In this chapter, we have seen the first big change in the history of work. By gradually switching from hunting and food gathering to farming and animal husbandry, not only did food, health and population size change, but humans also became sedentary, the division of labour between men and women became sharper and the first cautious professional specialization occurred, as well as, in some parts of Eurasia, the seeds for social inequality. These may already have been sown within farming households due to the increasing division of tasks between men and women but were also evident between households in several places. This happened towards the end of this period as a result of unfair remuneration for work performed by the many for the few. Whereas before the advent of agriculture and animal husbandry remuneration was directly connected to the efforts made, from now on efforts and reward could diverge (although it took quite some time). So-called aggrandizers tried to take a large share of the surpluses that now existed, although they had to try to cover up this violation of one of the most fundamental social norms with generosity. In the words of the sixteenth-century judge and founder of modern political philosophy in France, Étienne de la Boétie:92 ‘theatres, games, plays, spectacles, marvellous beasts, medals, tableaux, and other such drugs were for the people of antiquity the allurements of serfdom, the price of their freedom, the tools of tyranny’.

Nevertheless, it seems fair to say that for thousands of years after the introduction of agriculture social equality persisted, certainly in Africa. Two other themes that we have developed for hunter-gatherers, based on, in particular, anthropological analogies, are less clearly documented for this period: in addition to the sorrows, the pleasures that accompany agricultural work as such, and the prevalence of working in the fields and with tamed animals. However, I am inclined to think that the numerous innovations not only in agriculture but also in the earliest crafts make this more than likely.

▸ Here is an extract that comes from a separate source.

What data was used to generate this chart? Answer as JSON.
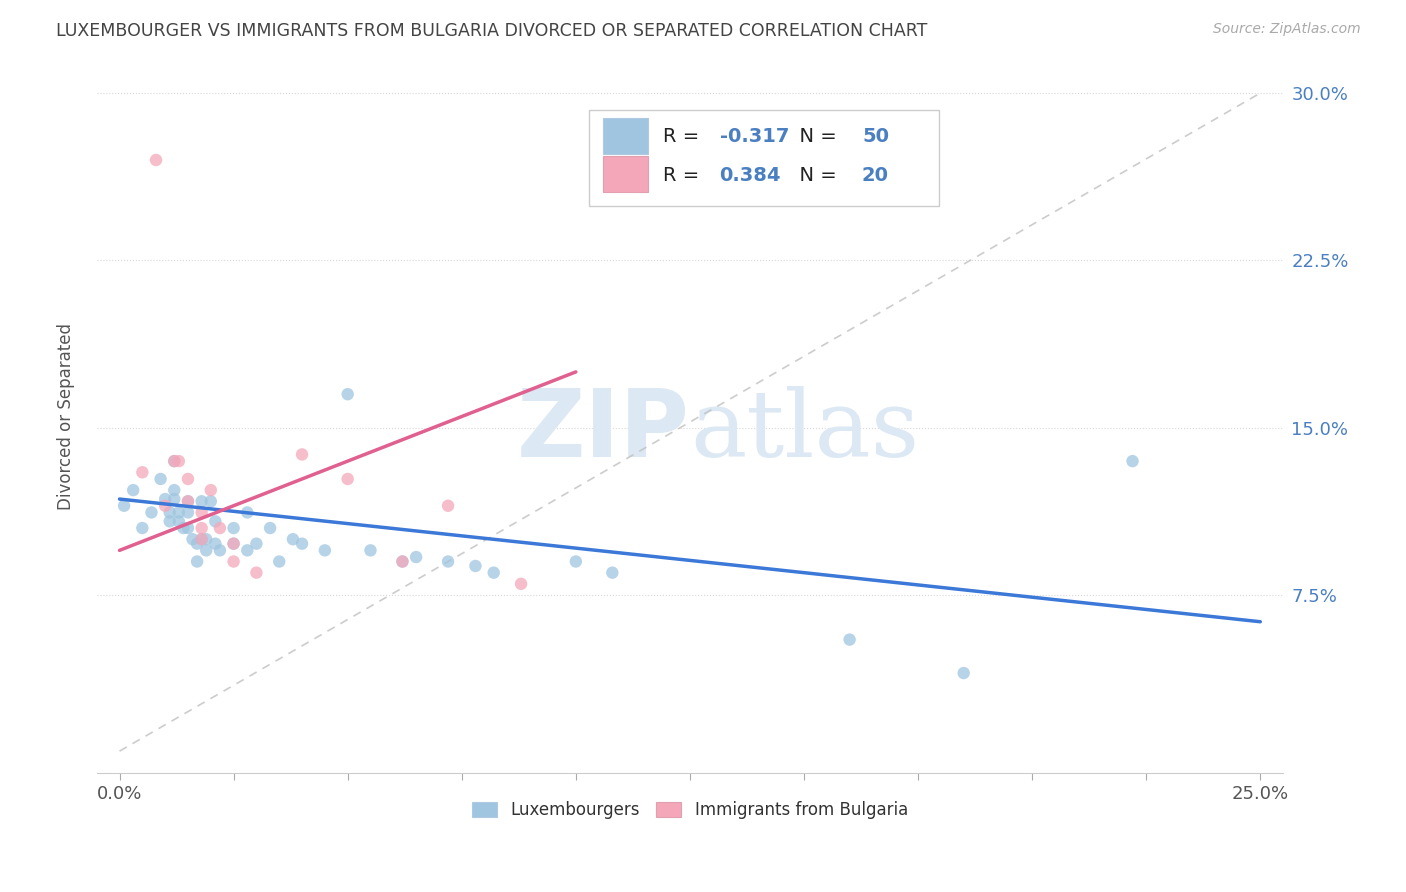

Does the story end now that we have become acquainted with the work of both hunter-gatherers and farmers, and of the few specialists outside agriculture (the carpenter, the potter and perhaps the priest)? According to the British archaeologist Steven Mithen: ‘by 5000 BCE there was very little left for later history to do; all the groundwork for the modern world had been completed. History had simply to unfold until it reached the present day’.93 The groundwork perhaps, but it is precisely in that unfolding that we find the fascinating history of work, as De la Boétie suggests and as Karl Marx (Critique of Hegel’s Philosophy of Right), Antonio Gramsci or Aldous Huxley (Brave New World) have not neglected to convey over and over again. Humanity appears to be able to organize the work at hand in infinite variations.